The final part of the movie is set in 2025, and Tao’s son, nicknamed Dollar (Zijian Dong), now grows up to be a lad living in Australia, where he went along with his father not long after he saw his mother for the last time. We see a considerable gap between him and his father, who usually spends his time with fellow Chinese guys and can understand his son’s English e-mail message only through Google translator. When Dollar decides to quit his college education, his father is not so pleased about that, but Dollar sticks to his decision anyway although he still does not know what exactly what he wants to do with his life.
Compared to the other two parts preceding it, this part is far weaker as being without the most engaging character in the film. Its futuristic setting feels bland and heavy-handed while deficient in its own sense of time and space, and its mediocre characterization does not help much either. Dollar is a rather flat, colorless character, and his developing relationship with his middle-aged teacher played by Sylvia Chang is contrived while not contributing a lot to the whole narrative.
It is notable that each part in the movie is presented in different screen ratio. While the first part is presented in 1.33:1 ratio, the middle part is presented in 1.85 ratio, and the last part is presented in 2.35:1 ratio. I am not so sure about whether this visual approach is necessary; several sequences actually shot in 2001 are mixed well into the first part without much awkwardness, but the widescreen during the third part seems to exist only for capturing wide landscape shots.

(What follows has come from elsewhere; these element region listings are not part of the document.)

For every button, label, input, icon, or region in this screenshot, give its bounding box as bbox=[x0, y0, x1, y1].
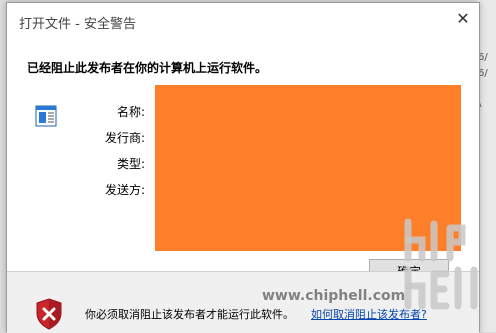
publisher-label: 发行商: bbox=[104, 131, 145, 145]
from-label: 发送方: bbox=[104, 183, 145, 197]
blocked-message: 你必须取消阻止该发布者才能运行此软件。 bbox=[85, 308, 294, 321]
red-shield-x-icon bbox=[36, 298, 62, 330]
close-icon[interactable]: ✕ bbox=[453, 9, 473, 29]
type-label: 类型: bbox=[116, 157, 145, 171]
chiphell-watermark-logo bbox=[404, 218, 478, 310]
window-title: 打开文件 - 安全警告 bbox=[19, 17, 136, 32]
name-label: 名称: bbox=[116, 105, 145, 119]
titlebar: 打开文件 - 安全警告 ✕ bbox=[7, 3, 479, 39]
watermark-url: www.chiphell.com bbox=[262, 288, 406, 304]
blocked-heading: 已经阻止此发布者在你的计算机上运行软件。 bbox=[27, 61, 268, 75]
application-window-icon bbox=[35, 105, 57, 127]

Nevertheless, “Mountains May Depart” is not entirely ruined by its glaring missteps, and Jia Zhangke shows here again that he is one of the most interesting filmmakers in China. When the movie works best, it shines with his gentle, thoughtful humanistic approach to story and characters, and it shows his deep care and concern over what the Chinese society has been going through. Changes may be inevitable, and it may not be good for everyone, but, as reflected by the last shot of the film, there is still some hope anyway.